Come da titolo, per Rust è giunto il momento di pagare. Pagare per i tanti piccoli (e grandi) errori commessi nella gestione tecnica e commerciale del titolo. Anche se, più di pagare, parliamo di rendere. A mettere in giro la notizia è proprio un membro di Facepunch Studios (sviluppatori di Rust), tale Garry Newman, che su Twitter posta un’immagine tutt’altro che confortante:
https://twitter.com/garrynewman/status/880154963334365185
Quello che si evince è semplice e diretto: 329.970 sono infatti le copie vendute di Rust che Facepunch ha dovuto rimborsare. Rimborsi che, in termini monetari, equivalgono a ben 4 milioni di dollari. Parlando di percentuali, sempre Newman fa sapere che tali copie corrisponderebbero a circa il 6% delle vendite totali; cifra verosimile considerando i dati di Steamspy, che attesta circa 5.5 milioni di possessori.
Secondo PC Gamer, che avrebbe contattato direttamente Newman, la motivazione più comune risulta essere “non divertente” seguita da “cattiva prestazione”. Tutte motivazioni, secondo Newman, giuste e condivisibili.

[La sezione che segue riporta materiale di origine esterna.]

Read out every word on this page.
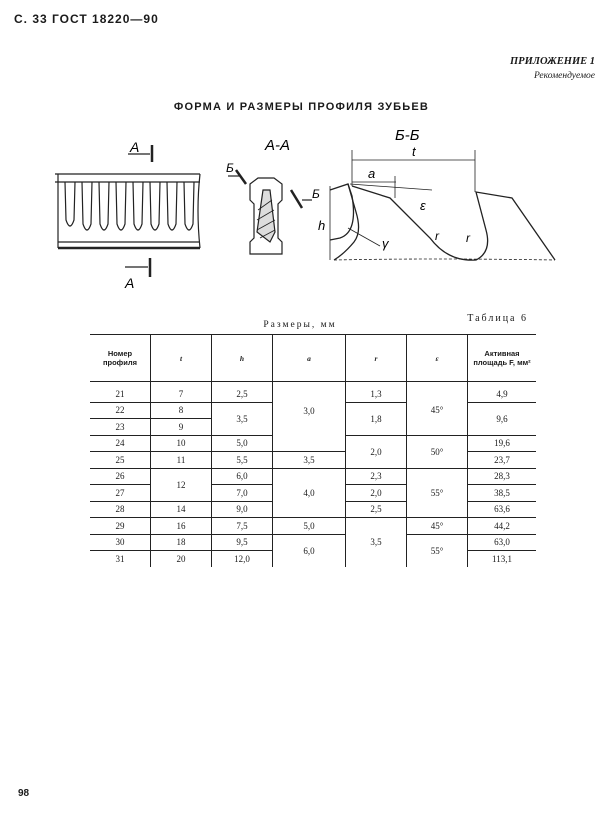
С. 33 ГОСТ 18220—90
ПРИЛОЖЕНИЕ 1
Рекомендуемое
ФОРМА И РАЗМЕРЫ ПРОФИЛЯ ЗУБЬЕВ
А
А
А-А
Б
Б
Б-Б
t
a
h
ε
r r
γ
Таблица 6
Размеры, мм
Номер профиля	t	h	a	r	ε	Активная площадь F, мм²
21	7	2,5	3,0	1,3	45°	4,9
22	8	3,5		1,8		9,6
23	9					
24	10	5,0		2,0	50°	19,6
25	11	5,5	3,5			23,7
26	12	6,0	4,0	2,3	55°	28,3
27		7,0		2,0		38,5
28	14	9,0		2,5		63,6
29	16	7,5	5,0	3,5	45°	44,2
30	18	9,5	6,0		55°	63,0
31	20	12,0				113,1
98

E’ anche vero, e bisogna dirlo, che le politiche di rimborso Steam diventano in alcuni casi limitanti facendo credere ad alcuni utenti che possano bastare meno di due ore per decidere la qualità di un gioco. Tolti problemi tecnici subito individuabili, titoli come Rust, ad esempio, meriterebbero molto più di due ore per essere capiti e apprezzati a pieno.
Tolte le motivazioni addotte da Newman, comunque, la vera causa del declino di Rust noi la conosciamo bene e ci ha colpito tutti in prima persona: la chiusura del server PDV, baluardo della sopravvivenza italica e dei raid 10 vs 1. Torneremo.